I watched this pellagra-appearing group for a while, and then, thinking of the time and the need, said, “All right, we’ll give out stickers,” and all of a sudden, the children were miraculously healed and the sandbox was tidy in five minutes.

For the last year or two, our preschool resource centre has been getting plastic bags of these jewels, of different sizes and shapes, and they’re a MUCH better incentive than stickers! In fact, they’re TOO good!

Now, everywhere I step, I pass children offering like Mumbai street urchins to perform a small task “for a jewel.” I see girls walking with cups held out, looking like enchanted princesses, gazing down at the sand or at the wood chips in the slide area, scanning, scanning for jewels.

Some of our most intelligent and aware children have fallen under the lure of the jewel. One girl, a wonderful artist who is almost five, I have great hopes for in her life. I’ve already imagined her as the college student she’ll be someday, and wished I could talk to her about some of my favourite authors. In her eyes I’ve sometimes seen an almost grown-up understanding and compassion.

But now, whenever I see her, she has her head down, looking. Once, I took her by the shoulders and smiled as I mocked, trying to shake her awake. “There’s more to life than jewels!” I said in pseudo-urgency, but I felt a tiny bit of the real thing. I believe her reply was, “Are the jewel fairies coming today?”
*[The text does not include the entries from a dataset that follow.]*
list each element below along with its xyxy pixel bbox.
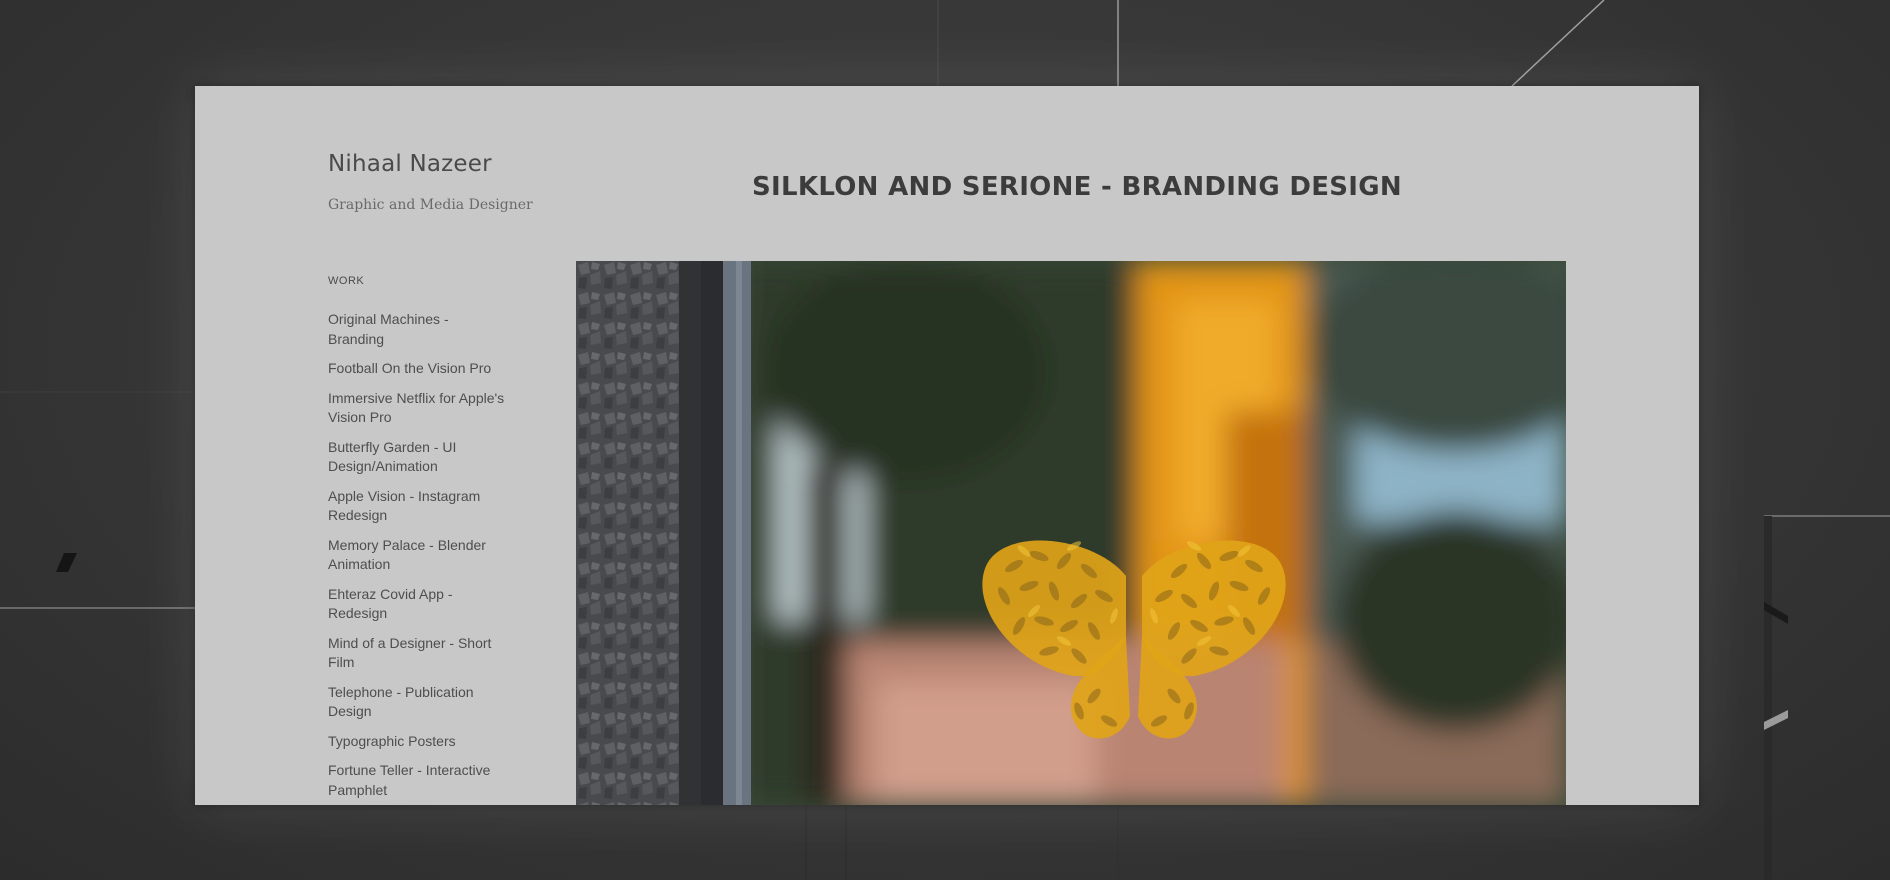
- project-hero-image: [576, 261, 1566, 805]
- nav-item-original-machines[interactable]: Original Machines - Branding: [328, 310, 508, 349]
- nav-item-ehteraz-covid-app[interactable]: Ehteraz Covid App - Redesign: [328, 585, 508, 624]
- work-nav-list: Original Machines - Branding Football On…: [328, 310, 508, 805]
- nav-item-memory-palace[interactable]: Memory Palace - Blender Animation: [328, 536, 508, 575]
- site-tagline: Graphic and Media Designer: [328, 197, 533, 213]
- project-title: SILKLON AND SERIONE - BRANDING DESIGN: [752, 172, 1402, 202]
- site-name[interactable]: Nihaal Nazeer: [328, 151, 492, 177]
- storefront-window-mockup: [576, 261, 1566, 805]
- browser-window: Nihaal Nazeer Graphic and Media Designer…: [195, 86, 1699, 805]
- nav-item-fortune-teller[interactable]: Fortune Teller - Interactive Pamphlet: [328, 761, 508, 800]
- nav-item-immersive-netflix[interactable]: Immersive Netflix for Apple's Vision Pro: [328, 389, 508, 428]
- nav-item-apple-vision-instagram[interactable]: Apple Vision - Instagram Redesign: [328, 487, 508, 526]
- nav-heading-work: WORK: [328, 275, 365, 287]
- nav-item-typographic-posters[interactable]: Typographic Posters: [328, 732, 508, 752]
- nav-item-butterfly-garden[interactable]: Butterfly Garden - UI Design/Animation: [328, 438, 508, 477]
- nav-item-football-vision-pro[interactable]: Football On the Vision Pro: [328, 359, 508, 379]
- nav-item-telephone-publication[interactable]: Telephone - Publication Design: [328, 683, 508, 722]
- nav-item-mind-of-a-designer[interactable]: Mind of a Designer - Short Film: [328, 634, 508, 673]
The “jewel fairies” are the teachers, including myself, who will sometimes sprinkle a handful or two of the small, glowing objects onto the sand, and then drag sand across most of them with a foot, to put a little more challenge into the game.

Another girl, having found a little bonanza scattered by the jewel fairies, and having filled her cup as only a very eager searcher with good motor skills could, instead of brimming over at the benevolence of these “fairies,” asked me, “Can I have a really big jewel?”
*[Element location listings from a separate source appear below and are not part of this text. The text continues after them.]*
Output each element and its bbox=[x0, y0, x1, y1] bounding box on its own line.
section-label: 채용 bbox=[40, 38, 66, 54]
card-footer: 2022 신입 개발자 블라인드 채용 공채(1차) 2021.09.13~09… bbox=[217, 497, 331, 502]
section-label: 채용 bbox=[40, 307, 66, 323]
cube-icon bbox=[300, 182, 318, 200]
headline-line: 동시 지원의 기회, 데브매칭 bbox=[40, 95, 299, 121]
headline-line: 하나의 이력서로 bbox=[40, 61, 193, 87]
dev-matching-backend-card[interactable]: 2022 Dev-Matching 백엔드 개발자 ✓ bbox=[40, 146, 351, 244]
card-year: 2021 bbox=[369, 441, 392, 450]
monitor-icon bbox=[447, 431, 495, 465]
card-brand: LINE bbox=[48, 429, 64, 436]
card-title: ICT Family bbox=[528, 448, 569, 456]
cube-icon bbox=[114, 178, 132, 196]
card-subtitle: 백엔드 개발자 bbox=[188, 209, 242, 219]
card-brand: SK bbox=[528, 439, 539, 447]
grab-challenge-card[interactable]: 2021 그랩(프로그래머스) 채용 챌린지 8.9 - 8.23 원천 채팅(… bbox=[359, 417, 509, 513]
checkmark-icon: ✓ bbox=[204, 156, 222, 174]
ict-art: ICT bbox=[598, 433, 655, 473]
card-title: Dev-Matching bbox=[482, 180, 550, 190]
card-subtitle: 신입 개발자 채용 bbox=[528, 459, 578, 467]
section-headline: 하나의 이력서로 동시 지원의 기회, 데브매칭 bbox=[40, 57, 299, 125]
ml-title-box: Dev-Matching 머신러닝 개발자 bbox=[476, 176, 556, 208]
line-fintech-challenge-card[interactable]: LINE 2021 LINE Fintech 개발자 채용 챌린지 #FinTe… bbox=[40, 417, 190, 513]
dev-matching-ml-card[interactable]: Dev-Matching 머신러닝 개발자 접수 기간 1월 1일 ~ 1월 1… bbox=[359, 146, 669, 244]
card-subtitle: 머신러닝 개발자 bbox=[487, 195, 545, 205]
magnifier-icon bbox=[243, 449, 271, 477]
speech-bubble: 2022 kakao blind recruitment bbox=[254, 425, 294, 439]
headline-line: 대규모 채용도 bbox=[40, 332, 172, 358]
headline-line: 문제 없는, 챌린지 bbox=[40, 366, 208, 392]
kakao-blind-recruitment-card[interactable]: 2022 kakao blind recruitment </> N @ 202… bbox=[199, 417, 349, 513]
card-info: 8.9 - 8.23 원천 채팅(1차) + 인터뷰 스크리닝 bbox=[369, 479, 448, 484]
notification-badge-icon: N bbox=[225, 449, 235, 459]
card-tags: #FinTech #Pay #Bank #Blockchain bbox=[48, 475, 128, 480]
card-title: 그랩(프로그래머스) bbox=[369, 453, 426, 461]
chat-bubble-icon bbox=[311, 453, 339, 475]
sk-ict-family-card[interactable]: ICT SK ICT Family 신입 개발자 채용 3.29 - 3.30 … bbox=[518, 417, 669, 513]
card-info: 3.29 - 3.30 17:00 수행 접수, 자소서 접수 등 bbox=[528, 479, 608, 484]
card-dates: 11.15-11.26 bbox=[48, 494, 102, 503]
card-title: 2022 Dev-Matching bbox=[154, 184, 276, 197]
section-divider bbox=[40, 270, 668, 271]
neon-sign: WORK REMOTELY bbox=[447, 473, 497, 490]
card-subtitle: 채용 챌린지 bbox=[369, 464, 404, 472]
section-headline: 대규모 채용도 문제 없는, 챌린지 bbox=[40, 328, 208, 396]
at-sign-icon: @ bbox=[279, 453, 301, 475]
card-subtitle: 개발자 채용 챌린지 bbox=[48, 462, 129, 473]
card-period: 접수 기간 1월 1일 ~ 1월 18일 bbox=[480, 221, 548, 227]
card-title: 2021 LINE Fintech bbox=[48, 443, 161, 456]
I told her I didn’t have any jewels, which at the time was true. “But I want one!” she remonstrated. The jewels had bedazzled her young mind. She just wasn’t able to forget that vision of the BIG jewel that was tantalizing, tormenting her.

And so lately, preschool has become something of an object lesson about all the things we’ve read in various scriptures. Were I a policeman or a social worker, I would see these things from a different perspective. Working with small children, it’s all “cute” and much more innocent…and yet…

There’s another tool our preschool uses, something called Heart-prints. These are big pink heart-shaped pieces of paper with adhesive on the back. A child receives one when he or she has done something thoughtful, something generous, something compassionate.

I’m starting to think maybe even in the sandbox they’re a better idea than jewels.